1 yes they are all still around..in there place of origin. And anumber of vendors as well.
2 I think you could recreate most of the flavors and highs from long worked varieties. Time, luck and numbers is what it would take.
I have a few, not enough, the effects in some, are mellow. While others are devestating and could hold their own in todays heavily worked varieties. I will in the near future obtain most of the available sat. From as many different vendors as possible. Then the work begins in making f generations while selecting for superior individuals. That will not be in the near future
Great luck to you bud.
Peace
I have great confidence that you would create some really impressive standouts from the crowd. If you then ripped a page from the story of livestock domestication and inbred repeatedly for desired traits, you'd be knocking on the door of a whole new subcategory, with as much uniqueness to its makeup and profiles as 'sativa', 'indica' or 'kush'.
The only limits would be the traits you're breeding back for and how many generations to do it.
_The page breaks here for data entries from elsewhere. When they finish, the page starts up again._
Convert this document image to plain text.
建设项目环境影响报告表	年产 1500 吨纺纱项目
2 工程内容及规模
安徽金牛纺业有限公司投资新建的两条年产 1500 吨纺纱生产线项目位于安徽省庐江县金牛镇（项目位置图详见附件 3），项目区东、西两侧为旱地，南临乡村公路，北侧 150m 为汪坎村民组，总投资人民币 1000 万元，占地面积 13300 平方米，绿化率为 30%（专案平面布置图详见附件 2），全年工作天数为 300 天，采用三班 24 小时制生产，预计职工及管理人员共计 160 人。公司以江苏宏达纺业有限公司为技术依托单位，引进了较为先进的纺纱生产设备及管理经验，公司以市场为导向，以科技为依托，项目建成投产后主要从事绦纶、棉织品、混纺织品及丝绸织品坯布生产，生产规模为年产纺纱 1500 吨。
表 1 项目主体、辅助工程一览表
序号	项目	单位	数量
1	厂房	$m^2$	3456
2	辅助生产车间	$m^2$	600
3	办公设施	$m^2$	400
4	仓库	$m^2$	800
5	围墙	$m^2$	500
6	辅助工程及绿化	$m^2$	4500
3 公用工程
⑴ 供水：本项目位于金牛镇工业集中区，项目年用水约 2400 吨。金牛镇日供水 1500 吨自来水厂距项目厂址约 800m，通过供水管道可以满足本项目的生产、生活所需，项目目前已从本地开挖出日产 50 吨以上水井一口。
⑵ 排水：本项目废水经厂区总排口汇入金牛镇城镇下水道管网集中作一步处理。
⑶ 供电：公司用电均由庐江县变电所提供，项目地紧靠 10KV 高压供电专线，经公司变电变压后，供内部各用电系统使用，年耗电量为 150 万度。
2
I had that Colorado cut of Maui Wowie too, homebrew's assessment was on the money. I was going to add that it got extremely bushy on me, needs a lot of thinning and shaping, and it took for-ev-er to finish. I gave up on it after 12 weeks, I just don't want to wait that long on a crop. That's why I let it go. There was another sativa dominant cut running around Colorado at the same time, though- it was mislabeled as Master Kush when it was sold to me. Anyway, this one finishes in 9 weeks and is better than my old Maui Wowie in every way. I'd love to ID my cut, just to satisfy my curiosity!